Turning next to the corporate
titan Jiao Fangzheng, the Chancellor gives out his next orders. “Sinopec is a
huge donor to the Chinese Communist Party and to this World Confederation
government – I haven’t forgotten that, Jiao. But you also must realise that we
can’t wage a war we didn’t want to fight without incurring some costs.”
With that said, he returns to
Wanquan: “Send out the Philippines’ submarines, as well as the Russian ones.
Make sure they’re not seen, and destroy the communications cables that run
across the Atlantic and start jamming all radio frequencies in Japan that the
UN is using – we’ll freeze them out and capture them.” He nods once in
agreement with himself, “Without the internet, the UN’s people will want to
restore peace before long. We’ll bend their fake democracy back on them, and
crush Kingsley in the centre.”
“Yes, sir,” Wanquan replies, this
time more pleased. Ishana cannot help but simply stare at Delun Zheng. So often
has she been there for his moments of weakness, and yet here she sees the
leader he always complains he is not: giving orders, not taking no for an
answer, using his mind.
“Alright, both of you, go home. It’s
late.” Delun doesn’t even wait for them to get up. With a loud groan, he pushes
his chair back, stands up, and moves toward his desk, which Ishana is standing
next to. She takes a step out of his way as he falls into the large leather
chair in front of it.
Wanquan and Fangzheng wordlessly
leave the room, both incensed Zheng would have the gall to give them of all
people orders, but likely having seen the sense in them. “I just committed the
United Nations’ people to an information blackout…” he says after the two white
doors to his office close.
Silence falls as that realisation
dons upon Delun and Ishana. She leans against his desk, now facing the opposite
direction of him, and places a hand over his as he blankly looks up at the
ceiling. “You’re doing what you have to do. Kingsley started this war, you’re
just trying to end it,” she assures him. “You did excellently – you told the
Vice-President of Sinopec and the General in charge of the World Confederation
Armed Forces where to shove it – few men, if any, have ever done that.”
“Yes, but –“ Delun is cut off as Ishana
places her cane against his desk and cradles his temples between her hands.

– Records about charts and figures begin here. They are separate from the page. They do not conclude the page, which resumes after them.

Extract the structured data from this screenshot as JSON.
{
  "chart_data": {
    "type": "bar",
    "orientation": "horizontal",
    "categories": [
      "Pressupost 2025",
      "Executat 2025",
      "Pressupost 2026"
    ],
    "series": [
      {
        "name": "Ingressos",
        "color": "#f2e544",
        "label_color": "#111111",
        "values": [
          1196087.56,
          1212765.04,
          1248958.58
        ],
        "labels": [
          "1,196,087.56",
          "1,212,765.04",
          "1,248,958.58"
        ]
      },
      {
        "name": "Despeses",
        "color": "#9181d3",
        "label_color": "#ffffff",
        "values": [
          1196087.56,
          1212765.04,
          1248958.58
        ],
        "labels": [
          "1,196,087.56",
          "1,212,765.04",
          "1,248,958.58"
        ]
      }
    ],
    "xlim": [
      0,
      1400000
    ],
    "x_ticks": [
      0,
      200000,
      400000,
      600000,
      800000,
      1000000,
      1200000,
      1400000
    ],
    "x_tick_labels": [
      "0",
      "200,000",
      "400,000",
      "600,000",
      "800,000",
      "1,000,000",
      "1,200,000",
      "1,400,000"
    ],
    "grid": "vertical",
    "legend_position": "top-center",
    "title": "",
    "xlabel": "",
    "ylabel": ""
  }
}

“No buts, Delun,” she says, her
normally business-minded tone replaced with a softer one. “Ever since I found
that horrible note on my couch, I feel I’ve understood you more, Delun,” she
leans in, placing her forehead against his, her black hair falling over his
head. “You’re trying so hard to please everyone. You’re trying to make sure
business doesn’t abandon you and the military doesn’t overthrow you. No one can
do what you do, Delun…” She keeps using his name, knowing that, as he hears it,
his resolve against himself is broken a little more.
“But, Ishana, what I’m doing… it’s
evil! The UN’s people aren’t my enemy, it’s misinformation… Kingsley probably
hates this war as much as I do.” Delun once more trails off.

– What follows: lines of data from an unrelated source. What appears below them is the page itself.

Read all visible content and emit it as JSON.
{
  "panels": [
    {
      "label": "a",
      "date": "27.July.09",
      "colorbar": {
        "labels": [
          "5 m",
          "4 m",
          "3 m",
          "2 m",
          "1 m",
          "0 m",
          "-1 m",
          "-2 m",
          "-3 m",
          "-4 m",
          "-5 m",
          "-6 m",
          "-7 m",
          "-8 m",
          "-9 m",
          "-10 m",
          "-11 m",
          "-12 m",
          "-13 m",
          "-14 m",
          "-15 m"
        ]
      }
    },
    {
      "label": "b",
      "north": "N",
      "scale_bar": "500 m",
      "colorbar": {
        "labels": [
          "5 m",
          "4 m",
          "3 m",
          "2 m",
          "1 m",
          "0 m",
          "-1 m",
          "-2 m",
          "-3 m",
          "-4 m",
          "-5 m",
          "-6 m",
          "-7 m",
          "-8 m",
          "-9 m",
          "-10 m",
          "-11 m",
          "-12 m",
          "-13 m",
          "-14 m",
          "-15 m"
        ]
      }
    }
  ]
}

Ishana wraps her arms around his
back, turning his chair and placing his head against her bosom protectively. “That
doesn’t matter, Delun,” she soothes him, “Everything will be okay – you’re
doing what you have to for the World Confederation’s people…”
He looks up at her. She looks past
his unremarkable looks and into those sad, helpless eyes of a man in over his
head. She leans down, ignoring the searing pain in her leg, portending what she
cannot understand, and presses her lips against him. He visibly tenses, before
relaxing into the kiss. Ishana retracts herself, “I’m… sorry,” she begins,
stepping back.
A firm knock at the doors to Delun’s
office distracts them both, and a voice sounds. “Your Excellency, I have here a
“Sir Gabriel,” he’s your 10:00pm meeting.”